Bali - PT Pertamina Hulu Energi (PHE), sebagai bagian dari Subholding Upstream Pertamina, terus berkomitmen untuk memperkuat ketahanan energi nasional. Sebagai anak perusahaan Pertamina yang fokus pada sektor hulu migas, PHE memanfaatkan potensi eksplorasi untuk mendukung pertumbuhan jangka panjang melalui target sumber daya yang signifikan.
Untuk mempertahankan kinerja eksplorasi dan produksi di lapangan migas yang sudah mature, PHE menerapkan teknologi Enhanced Oil Recovery (EOR). Teknologi EOR ini akan diterapkan di berbagai lapangan baik di Onshore maupun Offshore.
EOR adalah metode yang digunakan untuk meningkatkan produksi hidrokarbon dari reservoir minyak ketika metode primary recovery (pengurasan awal) dan secondary recovery (pengurasan lanjut) tidak lagi efektif. Metode ini melibatkan injeksi material, fluida khusus, panas, atau gas ke dalam reservoir untuk mempermudah proses ekstraksi minyak.
Dalam pertemuan The 7th Indonesia-China Energy Forum di Bali pada Selasa (3/9/2024), PHE mengungkapkan potensi lapangan EOR yang dapat dijajaki untuk kerjasama. "PHE tidak hanya fokus pada eksplorasi besar-besaran untuk menemukan sumber minyak dan gas demi memenuhi kebutuhan nasional, tetapi juga aktif menerapkan EOR untuk meningkatkan produksi minyak di lapangan yang ada," ujar Arya Dwi Paramita, Corporate Secretary Pertamina Hulu Energi.
Lapangan mature yang dapat dioptimalkan melalui metode EOR terletak di beberapa wilayah: Regional 1 (Sumatera), Regional 2 (Jawa Barat), Regional 3 (Kalimantan), dan Regional 4 (Jawa Timur & Indonesia Timur).
Sebagian besar reservoir di Sumatera telah menghasilkan minyak dan gas sejak awal 1900-an dan tetap menjadi salah satu penghasil utama di Indonesia. Di Regional 1, EOR dengan potensi terbesar adalah Chemical EOR (CEOR) di lapangan Onshore dengan reservoir minyak.
Di Regional 2 (Jawa Barat), reservoir yang memproduksi minyak dan gas sejak tahun 1970-an menunjukkan potensi terbesar untuk Chemical EOR (CEOR) pada lapangan Offshore.

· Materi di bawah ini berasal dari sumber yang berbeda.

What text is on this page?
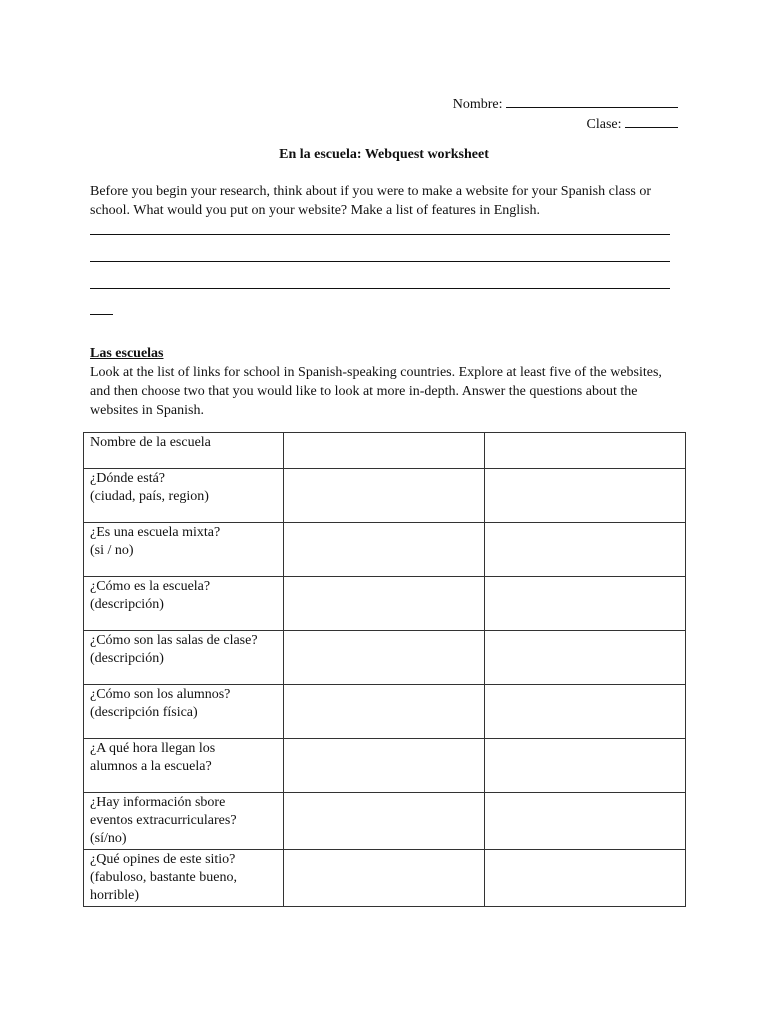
Nombre:
Clase:
En la escuela: Webquest worksheet
Before you begin your research, think about if you were to make a website for your Spanish class or school. What would you put on your website? Make a list of features in English.
Las escuelas
Look at the list of links for school in Spanish-speaking countries. Explore at least five of the websites, and then choose two that you would like to look at more in-depth. Answer the questions about the websites in Spanish.
Nombre de la escuela		

¿Dónde está?
(ciudad, país, region)		

¿Es una escuela mixta?
(si / no)		

¿Cómo es la escuela?
(descripción)		

¿Cómo son las salas de clase?
(descripción)		

¿Cómo son los alumnos?
(descripción física)		

¿A qué hora llegan los
alumnos a la escuela?		

¿Hay información sbore
eventos extracurriculares?
(sí/no)		

¿Qué opines de este sitio?
(fabuloso, bastante bueno,
horrible)		
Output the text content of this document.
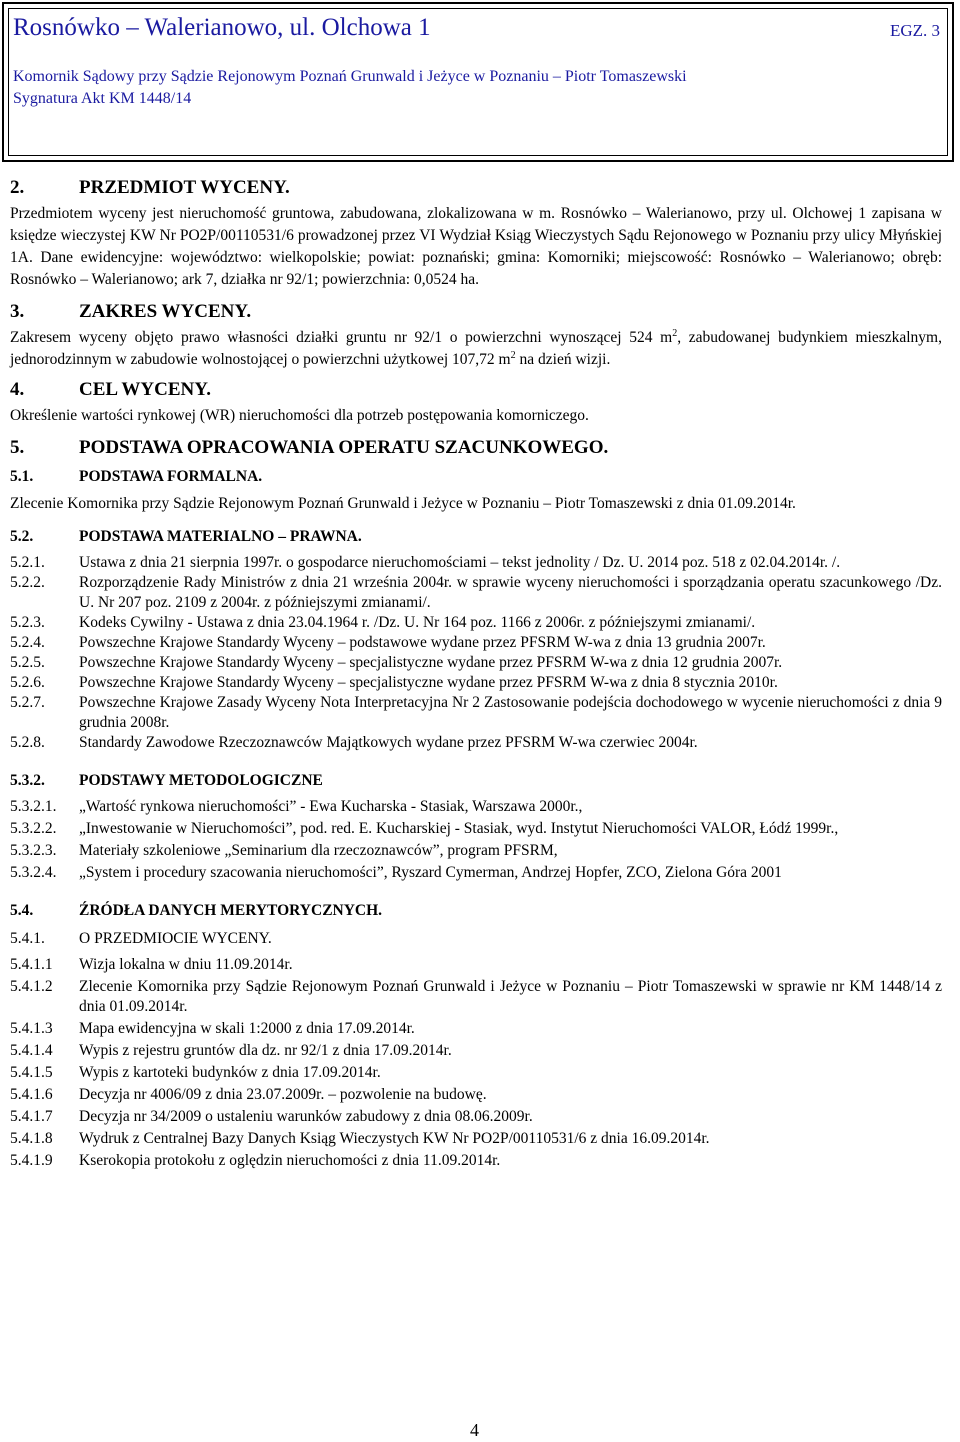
Rosnówko – Walerianowo, ul. Olchowa 1	EGZ. 3
Komornik Sądowy przy Sądzie Rejonowym Poznań Grunwald i Jeżyce w Poznaniu – Piotr Tomaszewski
Sygnatura Akt KM 1448/14
2.	PRZEDMIOT WYCENY.

Przedmiotem wyceny jest nieruchomość gruntowa, zabudowana, zlokalizowana w m. Rosnówko – Walerianowo, przy ul. Olchowej 1 zapisana w księdze wieczystej KW Nr PO2P/00110531/6 prowadzonej przez VI Wydział Ksiąg Wieczystych Sądu Rejonowego w Poznaniu przy ulicy Młyńskiej 1A. Dane ewidencyjne: województwo: wielkopolskie; powiat: poznański; gmina: Komorniki; miejscowość: Rosnówko – Walerianowo; obręb: Rosnówko – Walerianowo; ark 7, działka nr 92/1; powierzchnia: 0,0524 ha.

3.	ZAKRES WYCENY.

Zakresem wyceny objęto prawo własności działki gruntu nr 92/1 o powierzchni wynoszącej 524 $m^2$, zabudowanej budynkiem mieszkalnym, jednorodzinnym w zabudowie wolnostojącej o powierzchni użytkowej 107,72 $m^2$ na dzień wizji.

4.	CEL WYCENY.

Określenie wartości rynkowej (WR) nieruchomości dla potrzeb postępowania komorniczego.

5.	PODSTAWA OPRACOWANIA OPERATU SZACUNKOWEGO.
5.1.	PODSTAWA FORMALNA.

Zlecenie Komornika przy Sądzie Rejonowym Poznań Grunwald i Jeżyce w Poznaniu – Piotr Tomaszewski z dnia 01.09.2014r.

5.2.	PODSTAWA MATERIALNO – PRAWNA.
5.2.1.	Ustawa z dnia 21 sierpnia 1997r. o gospodarce nieruchomościami – tekst jednolity / Dz. U. 2014 poz. 518 z 02.04.2014r. /.
5.2.2.	Rozporządzenie Rady Ministrów z dnia 21 września 2004r. w sprawie wyceny nieruchomości i sporządzania operatu szacunkowego /Dz. U. Nr 207 poz. 2109 z 2004r. z późniejszymi zmianami/.
5.2.3.	Kodeks Cywilny - Ustawa z dnia 23.04.1964 r. /Dz. U. Nr 164 poz. 1166 z 2006r. z późniejszymi zmianami/.
5.2.4.	Powszechne Krajowe Standardy Wyceny – podstawowe wydane przez PFSRM W-wa z dnia 13 grudnia 2007r.
5.2.5.	Powszechne Krajowe Standardy Wyceny – specjalistyczne wydane przez PFSRM W-wa z dnia 12 grudnia 2007r.
5.2.6.	Powszechne Krajowe Standardy Wyceny – specjalistyczne wydane przez PFSRM W-wa z dnia 8 stycznia 2010r.
5.2.7.	Powszechne Krajowe Zasady Wyceny Nota Interpretacyjna Nr 2 Zastosowanie podejścia dochodowego w wycenie nieruchomości z dnia 9 grudnia 2008r.
5.2.8.	Standardy Zawodowe Rzeczoznawców Majątkowych wydane przez PFSRM W-wa czerwiec 2004r.
5.3.2. PODSTAWY METODOLOGICZNE
5.3.2.1.	„Wartość rynkowa nieruchomości” - Ewa Kucharska - Stasiak, Warszawa 2000r.,
5.3.2.2.	„Inwestowanie w Nieruchomości”, pod. red. E. Kucharskiej - Stasiak, wyd. Instytut Nieruchomości VALOR, Łódź 1999r.,
5.3.2.3.	Materiały szkoleniowe „Seminarium dla rzeczoznawców”, program PFSRM,
5.3.2.4.	„System i procedury szacowania nieruchomości”, Ryszard Cymerman, Andrzej Hopfer, ZCO, Zielona Góra 2001
5.4.	ŹRÓDŁA DANYCH MERYTORYCZNYCH.
5.4.1. O PRZEDMIOCIE WYCENY.
5.4.1.1	Wizja lokalna w dniu 11.09.2014r.
5.4.1.2	Zlecenie Komornika przy Sądzie Rejonowym Poznań Grunwald i Jeżyce w Poznaniu – Piotr Tomaszewski w sprawie nr KM 1448/14 z dnia 01.09.2014r.
5.4.1.3	Mapa ewidencyjna w skali 1:2000 z dnia 17.09.2014r.
5.4.1.4	Wypis z rejestru gruntów dla dz. nr 92/1 z dnia 17.09.2014r.
5.4.1.5	Wypis z kartoteki budynków z dnia 17.09.2014r.
5.4.1.6	Decyzja nr 4006/09 z dnia 23.07.2009r. – pozwolenie na budowę.
5.4.1.7	Decyzja nr 34/2009 o ustaleniu warunków zabudowy z dnia 08.06.2009r.
5.4.1.8	Wydruk z Centralnej Bazy Danych Ksiąg Wieczystych KW Nr PO2P/00110531/6 z dnia 16.09.2014r.
5.4.1.9	Kserokopia protokołu z oględzin nieruchomości z dnia 11.09.2014r.
4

Sementara itu, di Regional 3 (Kalimantan), reservoir yang memproduksi minyak dan gas sejak awal 1900-an menunjukkan potensi EOR pada lapangan Onshore dan Offshore dengan reservoir minyak.
Di Regional 4 (Jawa Timur & Indonesia Timur), lapangan EOR yang potensial terdapat di lapangan Onshore dengan penggunaan metodologi CO2 EOR yang menawarkan potensi terbesar pada reservoir minyak di Jawa Timur.
PHE tetap berkomitmen pada praktik bisnis yang berkelanjutan sesuai dengan tren investasi dan prinsip Environmental, Social, and Governance (ESG) serta memprioritaskan keselamatan. PHE mengikuti Sepuluh Prinsip Universal dari United Nations Global Compact (UNGC) dalam strategi dan operasionalnya, dan telah menjadi anggota UNGC sejak Juni 2022.
Dalam aspek tata kelola, PHE berkomitmen pada Zero Tolerance on Bribery dengan memastikan pencegahan penyuapan melalui Sistem Manajemen Anti Penyuapan (SMAP) yang berstandar ISO 37001:2016. PHE terus berusaha mengelola operasi secara hati-hati dan unggul, baik di dalam negeri maupun luar negeri, untuk mencapai status sebagai perusahaan minyak dan gas bumi kelas dunia dengan reputasi ramah lingkungan, bertanggung jawab sosial, dan tata kelola yang baik.